Enquanto Blum procura parceiros ou investidores interessados na publicação, Cassia já transformou seu Nude Project em um livro, comercializado através de seu site. Ela segue com sua “investigação” da nudez, ainda que tenha dado uma pausa por ora. Já Matt garante querer continuar com o projeto “até que não seja mais divertido”.

“Quando eu estiver bem velho”, diz o fotógrafo, “quero olhar para trás e ver que o Nu Project é algo que foi feito com sentimento, e algo pelo que posso me orgulhar. Você sabe, fazemos vários trabalhos pelo pão de cada dia, mas não é por eles que somos lembrados. É só pelo que fazemos de forma apaixonada que somos lembrados”.

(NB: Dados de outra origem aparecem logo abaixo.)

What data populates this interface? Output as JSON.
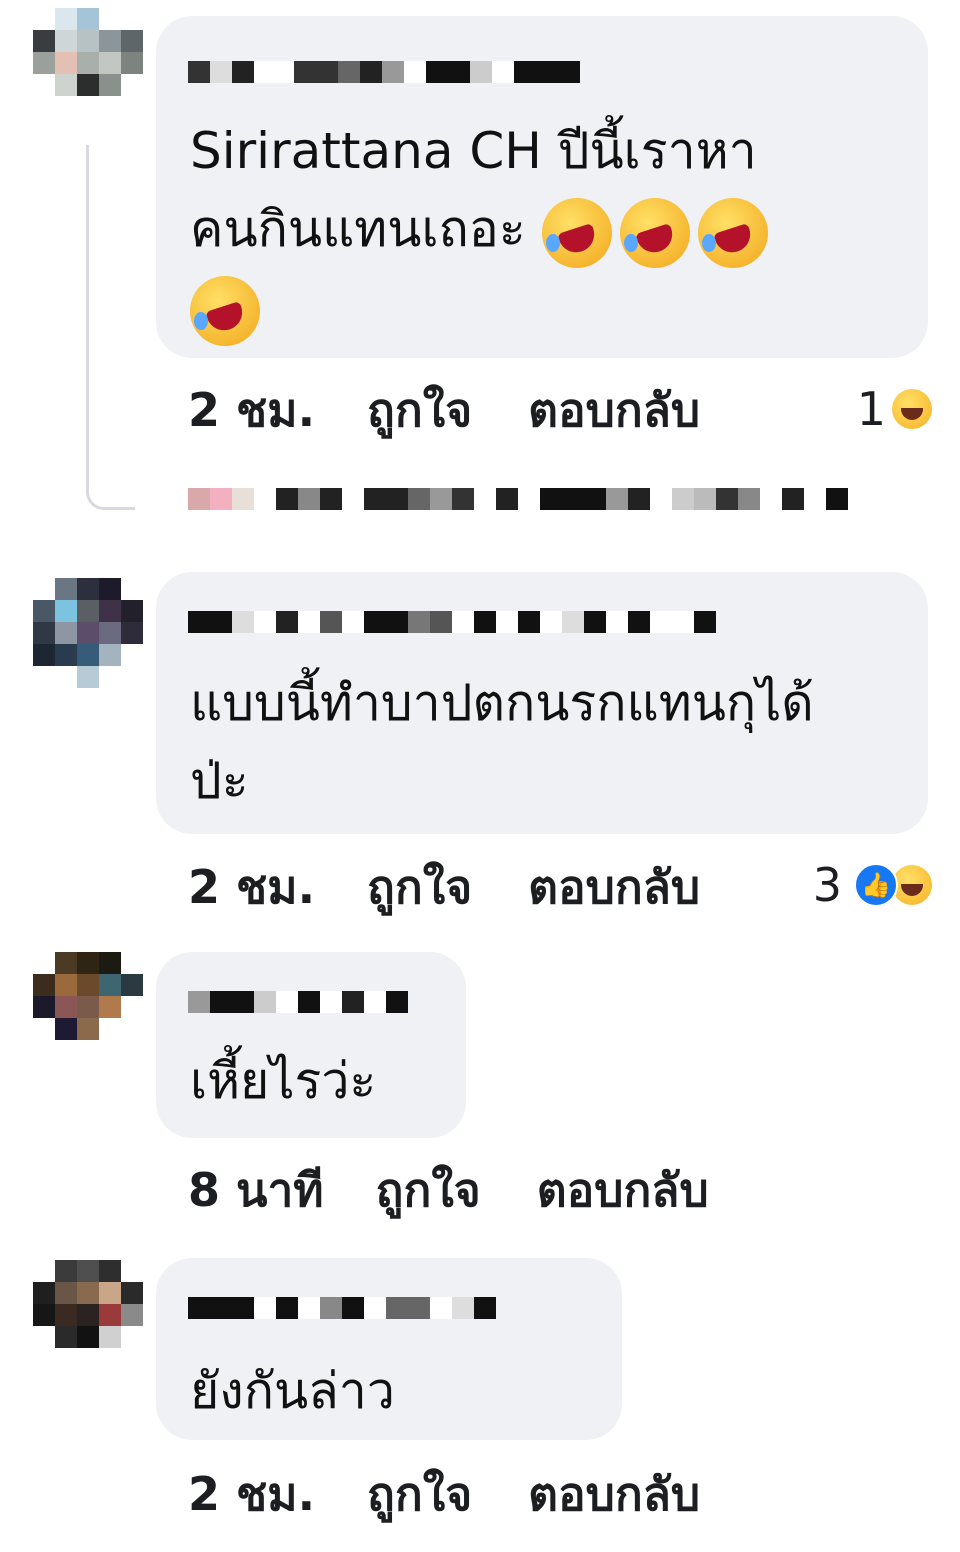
{
  "comments": [
    {
      "text": "Sirirattana CH ปีนี้เราหา\nคนกินแทนเถอะ",
      "time": "2 ชม.",
      "like": "ถูกใจ",
      "reply": "ตอบกลับ",
      "reaction_count": "1",
      "reactions": [
        "haha-icon"
      ],
      "emojis": [
        "rolling-laughing-icon",
        "rolling-laughing-icon",
        "rolling-laughing-icon",
        "rolling-laughing-icon"
      ]
    },
    {
      "text": "แบบนี้ทำบาปตกนรกแทนกุได้\nป่ะ",
      "time": "2 ชม.",
      "like": "ถูกใจ",
      "reply": "ตอบกลับ",
      "reaction_count": "3",
      "reactions": [
        "like-icon",
        "haha-icon"
      ]
    },
    {
      "text": "เหี้ยไรว่ะ",
      "time": "8 นาที",
      "like": "ถูกใจ",
      "reply": "ตอบกลับ"
    },
    {
      "text": "ยังกันล่าว",
      "time": "2 ชม.",
      "like": "ถูกใจ",
      "reply": "ตอบกลับ"
    }
  ],
  "colors": {
    "bubble": "#eff1f5",
    "like_blue": "#1877f2",
    "haha_yellow": "#f7b125",
    "text": "#1c1e21"
  }
}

Para muita gente, o trabalho de Matt Blum e de Cassia Tabatini pode representar apenas uma desculpa para despir pessoas do sexo oposto. Não é como eles veem, e certamente não é essa a percepção de quem se deixou fotografar por eles. A palavra final sobre isso talvez caiba à mesma Mariana que, sem ostentar “bundões ou peitões”, posou com naturalidade e beleza para o Nu Project. “Tanto homens como mulheres consomem todos os artifícios disponíveis para serem perfeitos fisicamente e com isso acabam parecendo todos iguais. As pessoas que se deixam levar por esse consumo pela beleza acabam se perdendo, se tornam vazias e sem personalidade. Talvez essas pessoas nunca consigam ver beleza no tipo de trabalho que o Matt Blum faz com o The Nu Project”.